At test time, increasing loop count T beyond training depth follows a saturating exponential decay: L(T) = L∞ + Z·e−z·T, where L∞ is an irreducible floor determined by training depth. Gains plateau near µrec — the mean recurrence used during training — meaning training depth sets a hard ceiling on test-time scaling. These dynamics unify into a single parametric law that predicts held-out model loss within 0.85–1.31% average error.
Key Takeaways
- Looped transformers can now be trained reliably at scale: Parcae is a looped architecture to solve the residual state explosion and loss spike problems that have plagued prior looped models, achieving stable training across a wide range of learning rates where previous approaches diverged.

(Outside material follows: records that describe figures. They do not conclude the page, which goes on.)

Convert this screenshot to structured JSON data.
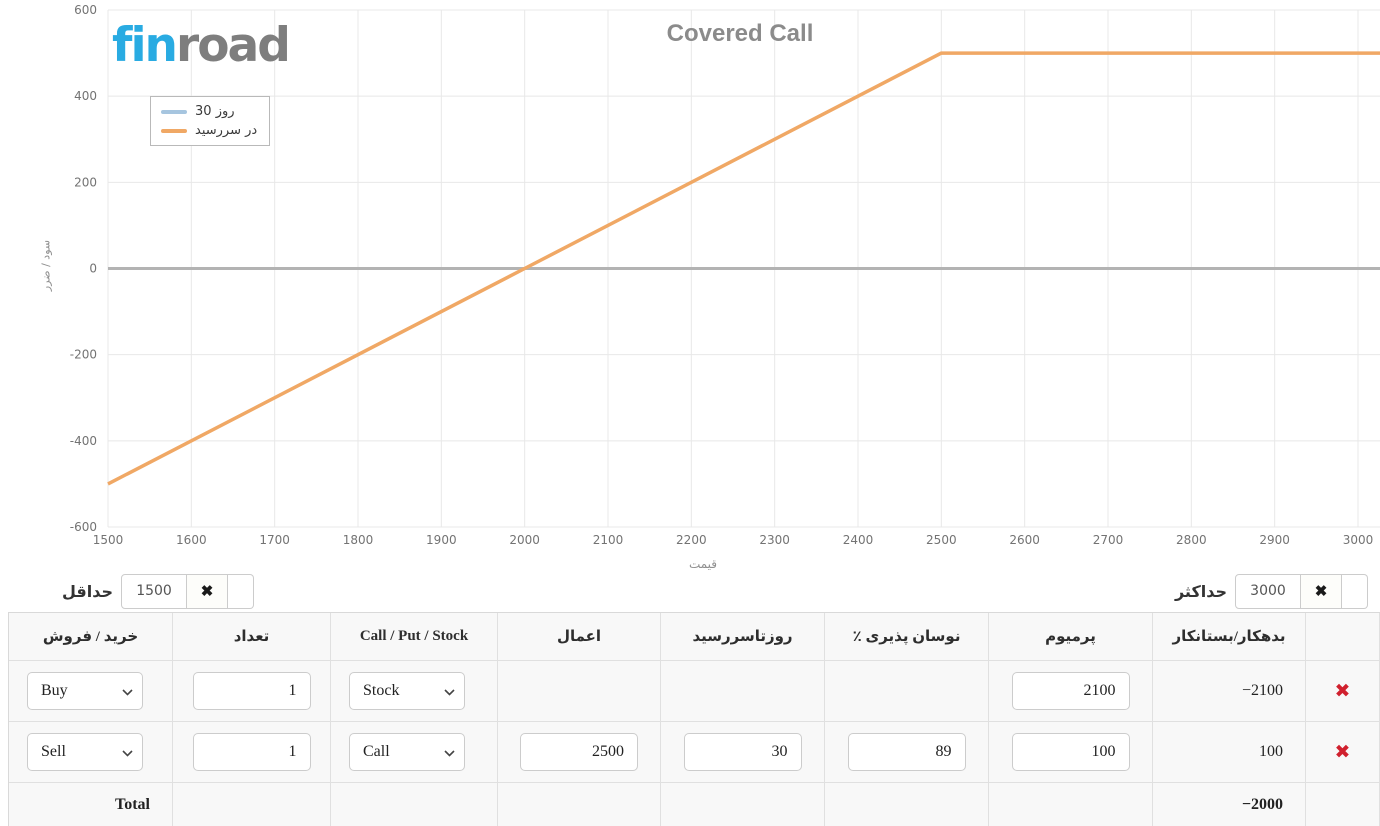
{
  "logo": {
    "fin": "fin",
    "road": "road",
    "fin_color": "#29abe2",
    "road_color": "#7e7e7e"
  },
  "chart_data": {
    "type": "line",
    "title": "Covered Call",
    "xlabel": "قیمت",
    "ylabel": "سود / ضرر",
    "xlim": [
      1500,
      3000
    ],
    "ylim": [
      -600,
      600
    ],
    "x_ticks": [
      1500,
      1600,
      1700,
      1800,
      1900,
      2000,
      2100,
      2200,
      2300,
      2400,
      2500,
      2600,
      2700,
      2800,
      2900,
      3000
    ],
    "y_ticks": [
      -600,
      -400,
      -200,
      0,
      200,
      400,
      600
    ],
    "grid": true,
    "grid_color": "#e8e8e8",
    "zero_line_color": "#b3b3b3",
    "legend_position": "top-left",
    "series": [
      {
        "name": "30 روز",
        "color": "#a6c5df",
        "points": []
      },
      {
        "name": "در سررسید",
        "color": "#f0a865",
        "points": [
          [
            1500,
            -500
          ],
          [
            2000,
            0
          ],
          [
            2500,
            500
          ],
          [
            3000,
            500
          ]
        ]
      }
    ]
  },
  "controls": {
    "clear_icon": "✖",
    "min": {
      "label": "حداقل",
      "value": "1500"
    },
    "max": {
      "label": "حداکثر",
      "value": "3000"
    }
  },
  "table": {
    "headers": [
      "خرید / فروش",
      "تعداد",
      "Call / Put / Stock",
      "اعمال",
      "روزتاسررسید",
      "نوسان پذیری ٪",
      "پرمیوم",
      "بدهکار/بستانکار",
      ""
    ],
    "delete_icon": "✖",
    "rows": [
      {
        "side": "Buy",
        "qty": "1",
        "type": "Stock",
        "strike": "",
        "days": "",
        "vol": "",
        "premium": "2100",
        "balance": "−2100"
      },
      {
        "side": "Sell",
        "qty": "1",
        "type": "Call",
        "strike": "2500",
        "days": "30",
        "vol": "89",
        "premium": "100",
        "balance": "100"
      }
    ],
    "total": {
      "label": "Total",
      "balance": "−2000"
    }
  }
}
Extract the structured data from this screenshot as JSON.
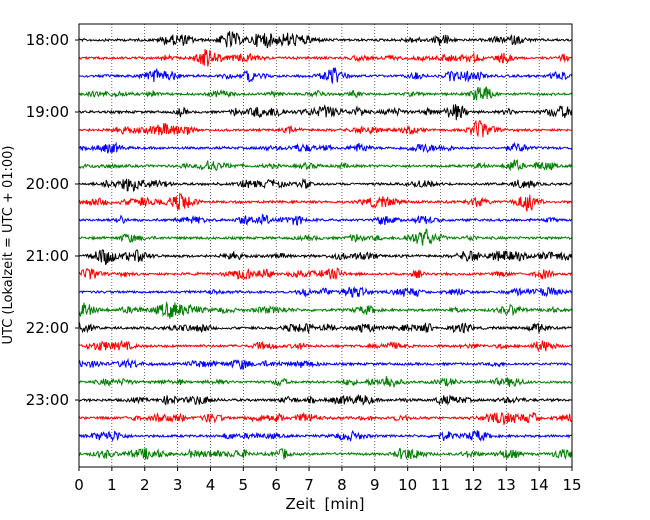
{
  "chart_data": {
    "type": "line",
    "title": "",
    "xlabel": "Zeit  [min]",
    "ylabel": "UTC (Lokalzeit = UTC + 01:00)",
    "xlim": [
      0,
      15
    ],
    "x_ticks": [
      "0",
      "1",
      "2",
      "3",
      "4",
      "5",
      "6",
      "7",
      "8",
      "9",
      "10",
      "11",
      "12",
      "13",
      "14",
      "15"
    ],
    "y_ticks": [
      "18:00",
      "19:00",
      "20:00",
      "21:00",
      "22:00",
      "23:00"
    ],
    "grid": "vertical dotted lines at each minute",
    "trace_interval_minutes": 15,
    "trace_start": "18:00",
    "trace_count": 24,
    "trace_colors": [
      "#000000",
      "#ff0000",
      "#0000ff",
      "#008000"
    ],
    "traces": [
      {
        "start": "18:00",
        "color": "#000000"
      },
      {
        "start": "18:15",
        "color": "#ff0000"
      },
      {
        "start": "18:30",
        "color": "#0000ff"
      },
      {
        "start": "18:45",
        "color": "#008000"
      },
      {
        "start": "19:00",
        "color": "#000000"
      },
      {
        "start": "19:15",
        "color": "#ff0000"
      },
      {
        "start": "19:30",
        "color": "#0000ff"
      },
      {
        "start": "19:45",
        "color": "#008000"
      },
      {
        "start": "20:00",
        "color": "#000000"
      },
      {
        "start": "20:15",
        "color": "#ff0000"
      },
      {
        "start": "20:30",
        "color": "#0000ff"
      },
      {
        "start": "20:45",
        "color": "#008000"
      },
      {
        "start": "21:00",
        "color": "#000000"
      },
      {
        "start": "21:15",
        "color": "#ff0000"
      },
      {
        "start": "21:30",
        "color": "#0000ff"
      },
      {
        "start": "21:45",
        "color": "#008000"
      },
      {
        "start": "22:00",
        "color": "#000000"
      },
      {
        "start": "22:15",
        "color": "#ff0000"
      },
      {
        "start": "22:30",
        "color": "#0000ff"
      },
      {
        "start": "22:45",
        "color": "#008000"
      },
      {
        "start": "23:00",
        "color": "#000000"
      },
      {
        "start": "23:15",
        "color": "#ff0000"
      },
      {
        "start": "23:30",
        "color": "#0000ff"
      },
      {
        "start": "23:45",
        "color": "#008000"
      }
    ]
  }
}
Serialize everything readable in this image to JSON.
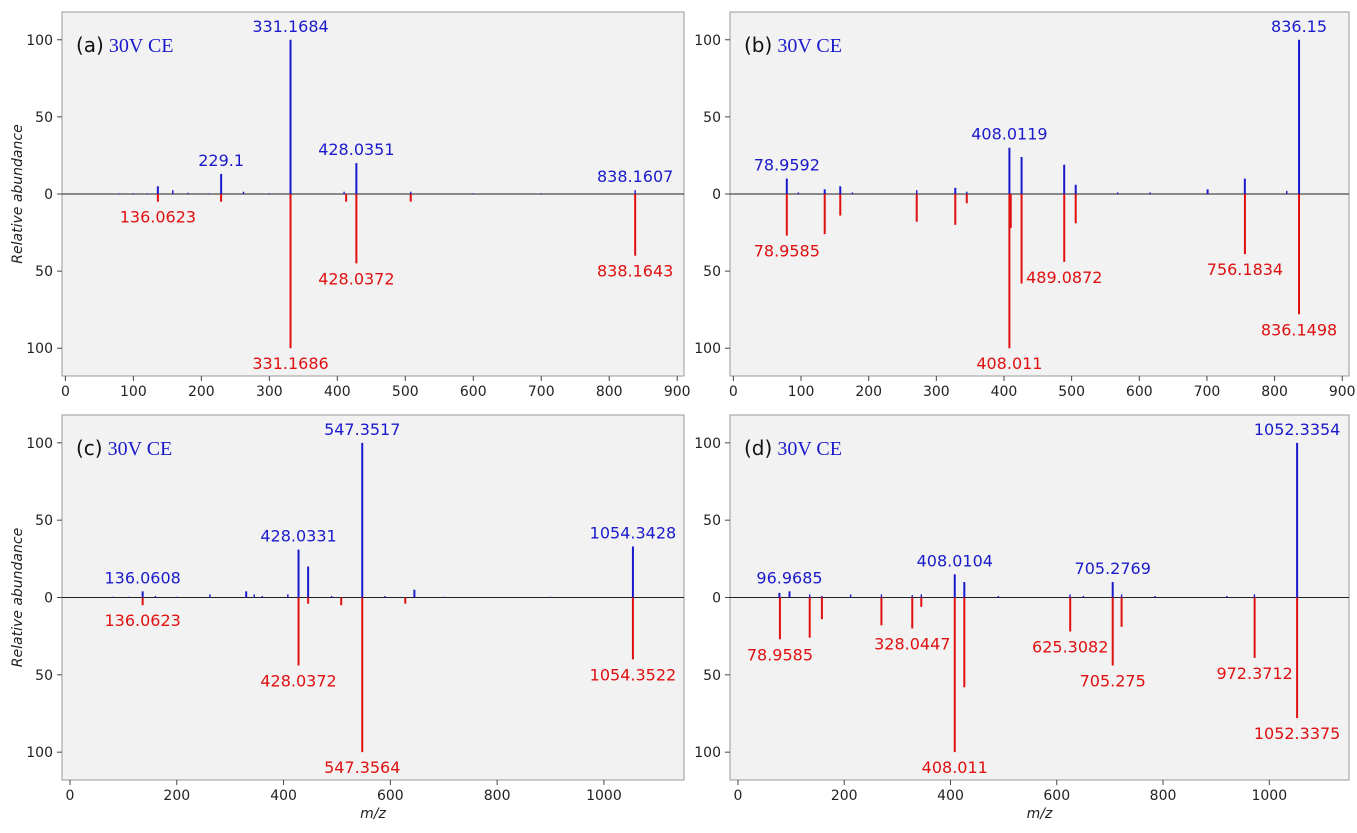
{
  "colors": {
    "top": "#1a1acc",
    "bottom": "#e01010",
    "plot_bg": "#f2f2f2",
    "zero_line": "#222222"
  },
  "chart_data": [
    {
      "type": "bar",
      "panel_label": "(a)",
      "condition": "30V CE",
      "xlim": [
        -5,
        910
      ],
      "ylim": [
        -118,
        118
      ],
      "xticks": [
        "0",
        "100",
        "200",
        "300",
        "400",
        "500",
        "600",
        "700",
        "800",
        "900"
      ],
      "yticks": [
        "100",
        "50",
        "0",
        "50",
        "100"
      ],
      "ylabel": "Relative abundance",
      "xlabel": "",
      "top": [
        {
          "x": 80,
          "y": 0.5
        },
        {
          "x": 100,
          "y": 0.5
        },
        {
          "x": 120,
          "y": 0.5
        },
        {
          "x": 136,
          "y": 5
        },
        {
          "x": 158,
          "y": 2.5
        },
        {
          "x": 180,
          "y": 0.8
        },
        {
          "x": 210,
          "y": 0.5
        },
        {
          "x": 229.1,
          "y": 13,
          "label": "229.1"
        },
        {
          "x": 262,
          "y": 1.5
        },
        {
          "x": 300,
          "y": 0.5
        },
        {
          "x": 331.1684,
          "y": 100,
          "label": "331.1684"
        },
        {
          "x": 410,
          "y": 1.5
        },
        {
          "x": 428.0351,
          "y": 20,
          "label": "428.0351"
        },
        {
          "x": 508,
          "y": 1.5
        },
        {
          "x": 600,
          "y": 0.5
        },
        {
          "x": 700,
          "y": 0.5
        },
        {
          "x": 838.1607,
          "y": 2.5,
          "label": "838.1607"
        }
      ],
      "bottom": [
        {
          "x": 136.0623,
          "y": 5,
          "label": "136.0623"
        },
        {
          "x": 229,
          "y": 5
        },
        {
          "x": 331.1686,
          "y": 100,
          "label": "331.1686"
        },
        {
          "x": 413,
          "y": 5
        },
        {
          "x": 428.0372,
          "y": 45,
          "label": "428.0372"
        },
        {
          "x": 508,
          "y": 5
        },
        {
          "x": 838.1643,
          "y": 40,
          "label": "838.1643"
        }
      ]
    },
    {
      "type": "bar",
      "panel_label": "(b)",
      "condition": "30V CE",
      "xlim": [
        -5,
        910
      ],
      "ylim": [
        -118,
        118
      ],
      "xticks": [
        "0",
        "100",
        "200",
        "300",
        "400",
        "500",
        "600",
        "700",
        "800",
        "900"
      ],
      "yticks": [
        "100",
        "50",
        "0",
        "50",
        "100"
      ],
      "ylabel": "",
      "xlabel": "",
      "top": [
        {
          "x": 78.9592,
          "y": 10,
          "label": "78.9592"
        },
        {
          "x": 96,
          "y": 1
        },
        {
          "x": 135,
          "y": 3
        },
        {
          "x": 158,
          "y": 5
        },
        {
          "x": 176,
          "y": 1
        },
        {
          "x": 271,
          "y": 2.5
        },
        {
          "x": 328,
          "y": 4
        },
        {
          "x": 345,
          "y": 1.5
        },
        {
          "x": 408.0119,
          "y": 30,
          "label": "408.0119"
        },
        {
          "x": 426,
          "y": 24
        },
        {
          "x": 489,
          "y": 19
        },
        {
          "x": 506,
          "y": 6
        },
        {
          "x": 568,
          "y": 1
        },
        {
          "x": 616,
          "y": 1
        },
        {
          "x": 701,
          "y": 3
        },
        {
          "x": 756,
          "y": 10
        },
        {
          "x": 818,
          "y": 2
        },
        {
          "x": 836.15,
          "y": 100,
          "label": "836.15"
        }
      ],
      "bottom": [
        {
          "x": 78.9585,
          "y": 27,
          "label": "78.9585"
        },
        {
          "x": 135,
          "y": 26
        },
        {
          "x": 158,
          "y": 14
        },
        {
          "x": 271,
          "y": 18
        },
        {
          "x": 328,
          "y": 20
        },
        {
          "x": 345,
          "y": 6
        },
        {
          "x": 408.011,
          "y": 100,
          "label": "408.011"
        },
        {
          "x": 410,
          "y": 22
        },
        {
          "x": 426,
          "y": 58
        },
        {
          "x": 489.0872,
          "y": 44,
          "label": "489.0872"
        },
        {
          "x": 506,
          "y": 19
        },
        {
          "x": 756.1834,
          "y": 39,
          "label": "756.1834"
        },
        {
          "x": 836.1498,
          "y": 78,
          "label": "836.1498"
        }
      ]
    },
    {
      "type": "bar",
      "panel_label": "(c)",
      "condition": "30V CE",
      "xlim": [
        -15,
        1150
      ],
      "ylim": [
        -118,
        118
      ],
      "xticks": [
        "0",
        "200",
        "400",
        "600",
        "800",
        "1000"
      ],
      "yticks": [
        "100",
        "50",
        "0",
        "50",
        "100"
      ],
      "ylabel": "Relative abundance",
      "xlabel": "m/z",
      "top": [
        {
          "x": 80,
          "y": 0.5
        },
        {
          "x": 110,
          "y": 0.5
        },
        {
          "x": 136.0608,
          "y": 4,
          "label": "136.0608"
        },
        {
          "x": 160,
          "y": 1
        },
        {
          "x": 200,
          "y": 0.5
        },
        {
          "x": 262,
          "y": 2
        },
        {
          "x": 330,
          "y": 4
        },
        {
          "x": 345,
          "y": 2
        },
        {
          "x": 360,
          "y": 1
        },
        {
          "x": 408,
          "y": 2
        },
        {
          "x": 428.0331,
          "y": 31,
          "label": "428.0331"
        },
        {
          "x": 446,
          "y": 20
        },
        {
          "x": 490,
          "y": 1
        },
        {
          "x": 547.3517,
          "y": 100,
          "label": "547.3517"
        },
        {
          "x": 590,
          "y": 1
        },
        {
          "x": 645,
          "y": 5
        },
        {
          "x": 700,
          "y": 0.5
        },
        {
          "x": 900,
          "y": 0.5
        },
        {
          "x": 1054.3428,
          "y": 33,
          "label": "1054.3428"
        }
      ],
      "bottom": [
        {
          "x": 136.0623,
          "y": 5,
          "label": "136.0623"
        },
        {
          "x": 428.0372,
          "y": 44,
          "label": "428.0372"
        },
        {
          "x": 446,
          "y": 4
        },
        {
          "x": 508,
          "y": 5
        },
        {
          "x": 547.3564,
          "y": 100,
          "label": "547.3564"
        },
        {
          "x": 628,
          "y": 4
        },
        {
          "x": 1054.3522,
          "y": 40,
          "label": "1054.3522"
        }
      ]
    },
    {
      "type": "bar",
      "panel_label": "(d)",
      "condition": "30V CE",
      "xlim": [
        -15,
        1150
      ],
      "ylim": [
        -118,
        118
      ],
      "xticks": [
        "0",
        "200",
        "400",
        "600",
        "800",
        "1000"
      ],
      "yticks": [
        "100",
        "50",
        "0",
        "50",
        "100"
      ],
      "ylabel": "",
      "xlabel": "m/z",
      "top": [
        {
          "x": 78,
          "y": 3
        },
        {
          "x": 96.9685,
          "y": 4,
          "label": "96.9685"
        },
        {
          "x": 135,
          "y": 2
        },
        {
          "x": 158,
          "y": 1
        },
        {
          "x": 212,
          "y": 2
        },
        {
          "x": 270,
          "y": 2
        },
        {
          "x": 328,
          "y": 1.5
        },
        {
          "x": 345,
          "y": 2
        },
        {
          "x": 408.0104,
          "y": 15,
          "label": "408.0104"
        },
        {
          "x": 426,
          "y": 10
        },
        {
          "x": 490,
          "y": 1
        },
        {
          "x": 625,
          "y": 2
        },
        {
          "x": 650,
          "y": 1
        },
        {
          "x": 705.2769,
          "y": 10,
          "label": "705.2769"
        },
        {
          "x": 722,
          "y": 2
        },
        {
          "x": 785,
          "y": 1
        },
        {
          "x": 920,
          "y": 1
        },
        {
          "x": 972,
          "y": 2
        },
        {
          "x": 1052.3354,
          "y": 100,
          "label": "1052.3354"
        }
      ],
      "bottom": [
        {
          "x": 78.9585,
          "y": 27,
          "label": "78.9585"
        },
        {
          "x": 135,
          "y": 26
        },
        {
          "x": 158,
          "y": 14
        },
        {
          "x": 270,
          "y": 18
        },
        {
          "x": 328.0447,
          "y": 20,
          "label": "328.0447"
        },
        {
          "x": 345,
          "y": 6
        },
        {
          "x": 408.011,
          "y": 100,
          "label": "408.011"
        },
        {
          "x": 426,
          "y": 58
        },
        {
          "x": 625.3082,
          "y": 22,
          "label": "625.3082"
        },
        {
          "x": 705.275,
          "y": 44,
          "label": "705.275"
        },
        {
          "x": 722,
          "y": 19
        },
        {
          "x": 972.3712,
          "y": 39,
          "label": "972.3712"
        },
        {
          "x": 1052.3375,
          "y": 78,
          "label": "1052.3375"
        }
      ]
    }
  ]
}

- A 770M Parcae model matches the quality of a 1.3B standard Transformer: By reusing the same layers across multiple loop iterations instead of adding more parameters, Parcae delivers equivalent downstream capability at roughly half the memory footprint.
- Looping is a third orthogonal axis for scaling compute, alongside parameters and data: Under a fixed FLOP and parameter budget, compute-optimal training requires increasing mean recurrence and training tokens in tandem following predictable power laws — giving AI professionals a new lever to improve quality without buying more hardware.
- Test-time looping has a hard ceiling set by training depth: Parcae can use additional loop iterations at inference to scale compute, but gains plateau near the mean recurrence used during training. You cannot infinitely loop your way to better performance without training the model at deeper recurrences first.